Beim Premierenempfang wurden Sängerinnen und Sänger, Tänzerinnen und Tänzer sowie das Regieteam frenetisch gefeiert – und zuerst die Schneiderei, in der Ella Spätes prächtige Kostüme entstanden. „Sie haben parallel auch an den Kostümen für unser Musical ‚Spamalot‘ gearbeitet, das am Freitag Premiere hatte“, erklärte Intendant Dirk Löschner, der zu Ehren des Vaters der Berliner Operette, Paul Lincke (1866–1946), zeitweise frei von der Leber berlinerte. Er würdigte auch den französischen Tenor André Gass, der das Berlinern mit einem charmanten „à la bonheur“ beherrscht – beigebracht von Dramaturgin und gebürtiger Berlinerin Christina Schmidt.

Kluge „Schachrohade“ und süße Überraschungen

Schauspielerin Claudia Lüftenegger ist zwar keine Berlinerin, doch ihre rigorose Witwe Mathilde Pusebach liefert die unentbehrliche Prise Salz im süßen Operettenkuchen. Die Witwe Pusebach gibt ordentlich Zünder sowohl ihrem Fast-Ehemann Pannecke (Andrey Valiguras) und seinen Kumpels Lämmermeier (Alexander Voigt) und Steppke, als auch dem Mondbeamten Theophil (Nikolaus Nitzsche), mit dem sie während einer Mondfinsternis ein kurzes Techtelmechtel hatte. Sie versteht es auch, den Prinz Sternschnuppe (Wonjong Lee) erfolgreich zu kommandieren

Dass Claudia Luftenegger in dieser Musiktheaterproduktion nicht nur „Berliner Luft“ geschnuppert, sondern auch musikalisch überzeugt hat, sei eine kluge „Schachrohade“: sie wechselte für „Frau Luna“ ans Musiktheater, während Sängerin Christina Gass fürs Musical „Spamalot“ ins Schauspielensemble ging.
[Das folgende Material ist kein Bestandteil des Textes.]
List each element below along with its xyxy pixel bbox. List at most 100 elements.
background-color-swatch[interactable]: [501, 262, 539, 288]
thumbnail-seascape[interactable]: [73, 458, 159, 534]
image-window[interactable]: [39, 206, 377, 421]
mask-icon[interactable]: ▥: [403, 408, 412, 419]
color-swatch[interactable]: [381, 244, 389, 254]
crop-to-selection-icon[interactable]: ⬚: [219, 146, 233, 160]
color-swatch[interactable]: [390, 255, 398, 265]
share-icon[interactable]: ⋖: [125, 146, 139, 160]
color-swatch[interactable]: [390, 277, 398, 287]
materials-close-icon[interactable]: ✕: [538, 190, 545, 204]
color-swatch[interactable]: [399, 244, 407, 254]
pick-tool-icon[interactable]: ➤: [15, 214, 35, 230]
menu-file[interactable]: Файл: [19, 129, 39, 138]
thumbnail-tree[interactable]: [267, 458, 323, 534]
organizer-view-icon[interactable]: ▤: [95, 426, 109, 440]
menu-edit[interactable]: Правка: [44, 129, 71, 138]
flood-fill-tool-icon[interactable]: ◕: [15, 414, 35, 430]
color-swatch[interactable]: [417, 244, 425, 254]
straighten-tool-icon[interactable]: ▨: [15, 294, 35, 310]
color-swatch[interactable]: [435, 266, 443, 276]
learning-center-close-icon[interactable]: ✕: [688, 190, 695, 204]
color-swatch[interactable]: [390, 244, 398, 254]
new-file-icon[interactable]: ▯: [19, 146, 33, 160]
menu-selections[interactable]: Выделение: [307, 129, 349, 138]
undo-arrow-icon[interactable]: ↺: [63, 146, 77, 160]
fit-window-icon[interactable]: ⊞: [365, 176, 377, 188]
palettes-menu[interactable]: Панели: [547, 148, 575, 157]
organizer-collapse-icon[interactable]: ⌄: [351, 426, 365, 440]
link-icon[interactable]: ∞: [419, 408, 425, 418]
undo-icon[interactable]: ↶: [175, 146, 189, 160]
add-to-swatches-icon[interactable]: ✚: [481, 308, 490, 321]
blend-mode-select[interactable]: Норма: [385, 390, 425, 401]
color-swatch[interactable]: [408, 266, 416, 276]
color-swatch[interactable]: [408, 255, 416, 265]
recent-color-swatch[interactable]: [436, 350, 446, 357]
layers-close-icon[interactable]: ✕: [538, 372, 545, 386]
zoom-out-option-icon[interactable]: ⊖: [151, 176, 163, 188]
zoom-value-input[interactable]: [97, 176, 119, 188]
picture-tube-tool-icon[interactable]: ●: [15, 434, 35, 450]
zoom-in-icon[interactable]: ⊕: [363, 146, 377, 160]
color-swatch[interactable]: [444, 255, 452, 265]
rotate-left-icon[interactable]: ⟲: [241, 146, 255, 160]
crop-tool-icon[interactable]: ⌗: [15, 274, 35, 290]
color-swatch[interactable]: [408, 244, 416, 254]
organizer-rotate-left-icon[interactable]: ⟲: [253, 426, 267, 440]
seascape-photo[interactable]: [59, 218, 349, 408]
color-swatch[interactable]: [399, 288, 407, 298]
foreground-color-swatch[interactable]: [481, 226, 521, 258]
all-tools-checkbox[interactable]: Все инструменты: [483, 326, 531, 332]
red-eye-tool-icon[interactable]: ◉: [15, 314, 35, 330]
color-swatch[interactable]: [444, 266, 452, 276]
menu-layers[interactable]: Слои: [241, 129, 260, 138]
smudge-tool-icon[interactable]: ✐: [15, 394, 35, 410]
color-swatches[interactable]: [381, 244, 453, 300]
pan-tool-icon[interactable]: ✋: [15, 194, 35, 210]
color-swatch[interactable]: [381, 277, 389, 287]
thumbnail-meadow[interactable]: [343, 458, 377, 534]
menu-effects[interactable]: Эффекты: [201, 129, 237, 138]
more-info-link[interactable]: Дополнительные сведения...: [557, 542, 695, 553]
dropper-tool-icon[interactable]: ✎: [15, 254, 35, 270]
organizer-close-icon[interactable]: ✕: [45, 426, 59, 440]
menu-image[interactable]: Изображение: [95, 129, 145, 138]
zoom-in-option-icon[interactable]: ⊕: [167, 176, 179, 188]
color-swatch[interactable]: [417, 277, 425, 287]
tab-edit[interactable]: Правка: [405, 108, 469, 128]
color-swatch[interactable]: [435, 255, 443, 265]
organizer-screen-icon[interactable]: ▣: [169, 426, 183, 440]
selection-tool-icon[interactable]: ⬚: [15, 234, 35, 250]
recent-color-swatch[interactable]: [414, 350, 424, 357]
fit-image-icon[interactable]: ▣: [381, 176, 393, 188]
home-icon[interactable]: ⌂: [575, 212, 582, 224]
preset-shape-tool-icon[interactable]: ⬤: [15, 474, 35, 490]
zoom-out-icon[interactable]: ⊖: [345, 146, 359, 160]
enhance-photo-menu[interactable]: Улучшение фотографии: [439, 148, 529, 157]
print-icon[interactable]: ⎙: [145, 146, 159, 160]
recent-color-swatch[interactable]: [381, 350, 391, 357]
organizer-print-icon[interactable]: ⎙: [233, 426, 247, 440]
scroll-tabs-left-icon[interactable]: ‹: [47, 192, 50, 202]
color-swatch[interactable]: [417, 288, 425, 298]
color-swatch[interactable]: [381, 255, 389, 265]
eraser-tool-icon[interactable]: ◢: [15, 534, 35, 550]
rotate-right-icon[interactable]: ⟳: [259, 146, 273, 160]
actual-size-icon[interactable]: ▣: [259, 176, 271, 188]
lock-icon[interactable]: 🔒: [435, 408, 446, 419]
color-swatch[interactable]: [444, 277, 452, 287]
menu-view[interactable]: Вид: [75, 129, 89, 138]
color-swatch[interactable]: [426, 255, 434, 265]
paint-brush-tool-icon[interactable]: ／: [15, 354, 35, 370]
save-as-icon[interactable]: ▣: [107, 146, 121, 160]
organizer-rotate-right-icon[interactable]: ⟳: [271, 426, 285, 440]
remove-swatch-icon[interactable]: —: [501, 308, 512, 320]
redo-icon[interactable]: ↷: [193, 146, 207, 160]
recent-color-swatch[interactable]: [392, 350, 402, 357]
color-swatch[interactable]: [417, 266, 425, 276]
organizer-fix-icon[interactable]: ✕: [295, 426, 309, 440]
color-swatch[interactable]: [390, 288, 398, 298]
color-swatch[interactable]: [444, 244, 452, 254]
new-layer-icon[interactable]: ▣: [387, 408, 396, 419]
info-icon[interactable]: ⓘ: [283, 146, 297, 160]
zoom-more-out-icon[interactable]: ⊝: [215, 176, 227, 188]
Familienglück und Wiedersehen im Orchestergraben

Eine süße Überraschung war der neunjährige Emil Range, der in der Eröffnungsszene den jungen Fritz Steppke – nonverbal und sehr eindrucksvoll – darstellte. „Es ist sein Bühnendebüt“, sagte sein Vater, Bratschist Johannes Range, der den Auftritt des Sohnes aus dem Orchestergraben nicht sehen konnte – im Gegensatz zu Emils Großmutter Susanne Germer, ehemalige Dramaturgin des Theaters, die im Saal Platz genommen hatte.
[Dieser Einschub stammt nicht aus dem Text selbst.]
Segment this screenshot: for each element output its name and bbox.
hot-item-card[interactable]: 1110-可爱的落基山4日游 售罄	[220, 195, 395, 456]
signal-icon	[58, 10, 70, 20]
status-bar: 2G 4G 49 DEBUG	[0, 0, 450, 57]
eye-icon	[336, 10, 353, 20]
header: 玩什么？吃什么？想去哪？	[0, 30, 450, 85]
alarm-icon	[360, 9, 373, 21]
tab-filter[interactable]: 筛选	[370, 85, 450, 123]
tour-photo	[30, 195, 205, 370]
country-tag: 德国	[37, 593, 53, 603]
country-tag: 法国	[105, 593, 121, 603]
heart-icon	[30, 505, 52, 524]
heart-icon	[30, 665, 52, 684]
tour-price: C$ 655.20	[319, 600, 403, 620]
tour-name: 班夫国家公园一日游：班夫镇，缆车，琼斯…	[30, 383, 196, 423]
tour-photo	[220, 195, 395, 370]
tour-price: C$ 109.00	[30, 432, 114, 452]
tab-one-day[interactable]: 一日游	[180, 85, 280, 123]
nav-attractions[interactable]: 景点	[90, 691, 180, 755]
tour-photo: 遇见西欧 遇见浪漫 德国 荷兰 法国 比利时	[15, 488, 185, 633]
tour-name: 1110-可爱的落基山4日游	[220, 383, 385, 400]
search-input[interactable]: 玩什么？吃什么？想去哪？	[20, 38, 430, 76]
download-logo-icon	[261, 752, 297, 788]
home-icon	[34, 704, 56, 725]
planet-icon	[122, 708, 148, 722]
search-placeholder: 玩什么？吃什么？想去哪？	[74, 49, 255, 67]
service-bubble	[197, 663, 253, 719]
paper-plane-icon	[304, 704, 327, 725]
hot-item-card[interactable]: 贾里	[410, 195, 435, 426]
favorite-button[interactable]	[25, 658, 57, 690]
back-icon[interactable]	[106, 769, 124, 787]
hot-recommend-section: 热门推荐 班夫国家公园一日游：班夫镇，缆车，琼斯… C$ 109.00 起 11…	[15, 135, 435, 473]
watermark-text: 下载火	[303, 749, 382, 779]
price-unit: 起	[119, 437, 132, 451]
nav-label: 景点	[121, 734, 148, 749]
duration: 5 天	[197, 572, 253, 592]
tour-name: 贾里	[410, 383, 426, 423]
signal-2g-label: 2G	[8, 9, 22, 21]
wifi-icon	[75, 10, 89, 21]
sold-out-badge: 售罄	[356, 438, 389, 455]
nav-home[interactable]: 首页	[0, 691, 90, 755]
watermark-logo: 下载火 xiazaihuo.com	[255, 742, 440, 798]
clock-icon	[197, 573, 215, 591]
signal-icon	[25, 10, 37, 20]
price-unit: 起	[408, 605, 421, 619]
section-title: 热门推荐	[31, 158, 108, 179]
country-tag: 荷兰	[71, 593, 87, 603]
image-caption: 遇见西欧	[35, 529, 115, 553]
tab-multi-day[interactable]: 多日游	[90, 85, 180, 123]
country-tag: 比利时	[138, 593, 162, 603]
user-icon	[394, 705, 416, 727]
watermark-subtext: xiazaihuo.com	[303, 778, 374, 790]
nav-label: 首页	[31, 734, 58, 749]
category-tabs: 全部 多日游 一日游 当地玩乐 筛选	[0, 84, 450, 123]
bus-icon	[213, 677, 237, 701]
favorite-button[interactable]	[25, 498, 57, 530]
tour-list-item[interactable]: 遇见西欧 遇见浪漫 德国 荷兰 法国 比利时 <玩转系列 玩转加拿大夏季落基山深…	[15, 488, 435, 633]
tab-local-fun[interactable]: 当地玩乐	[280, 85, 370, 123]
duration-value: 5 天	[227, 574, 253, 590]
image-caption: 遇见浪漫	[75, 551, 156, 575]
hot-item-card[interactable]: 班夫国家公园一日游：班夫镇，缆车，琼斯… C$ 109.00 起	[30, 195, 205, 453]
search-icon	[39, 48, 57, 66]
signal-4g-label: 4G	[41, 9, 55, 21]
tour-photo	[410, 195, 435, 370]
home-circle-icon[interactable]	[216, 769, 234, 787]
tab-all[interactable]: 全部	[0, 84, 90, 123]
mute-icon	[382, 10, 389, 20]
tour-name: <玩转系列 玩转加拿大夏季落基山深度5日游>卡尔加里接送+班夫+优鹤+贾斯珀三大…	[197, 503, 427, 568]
„Grandios“: Die nächste Gelegenheit für „Frau Luna“ steht schon fest

Für den süßesten Moment der Premierenfeier sorgte die kleine Luna, die in den Armen seines Vaters, des Sängers Wonjong Lee, die den Anwesenden ein Lächeln ins Gesicht zauberte. Auf der Bühne wird Lees Figur, Prinz Sternschnuppe, von Frau Luna verschmäht. Dargestellt von Natalia Willot, die sich glücklich zeigte über ihr gefeiertes Debüt als Titelheldin unter der musikalischen Leitung ihres Ehemannes Paul Willot-Förster. „Es ist schön zusammen zu arbeiten“, sagt Willot, die seit dieser Spielzeit festes Ensemblemitglied des Musiktheaters ist, während ihr Mann als Gast am Theater Plauen-Zwickau dirigiert.

„Grandios“, fasste Premierenbesucherin Renate Lang zusammen und sprach damit vielen aus der Seele. „Ich freue mich schon jetzt, ‚Frau Luna‘ an Silvester noch einmal zu erleben.“

Die nächste Vorstellung findet am Samstag, dem 29. November, um 19.30 Uhr im Gewandhaus statt.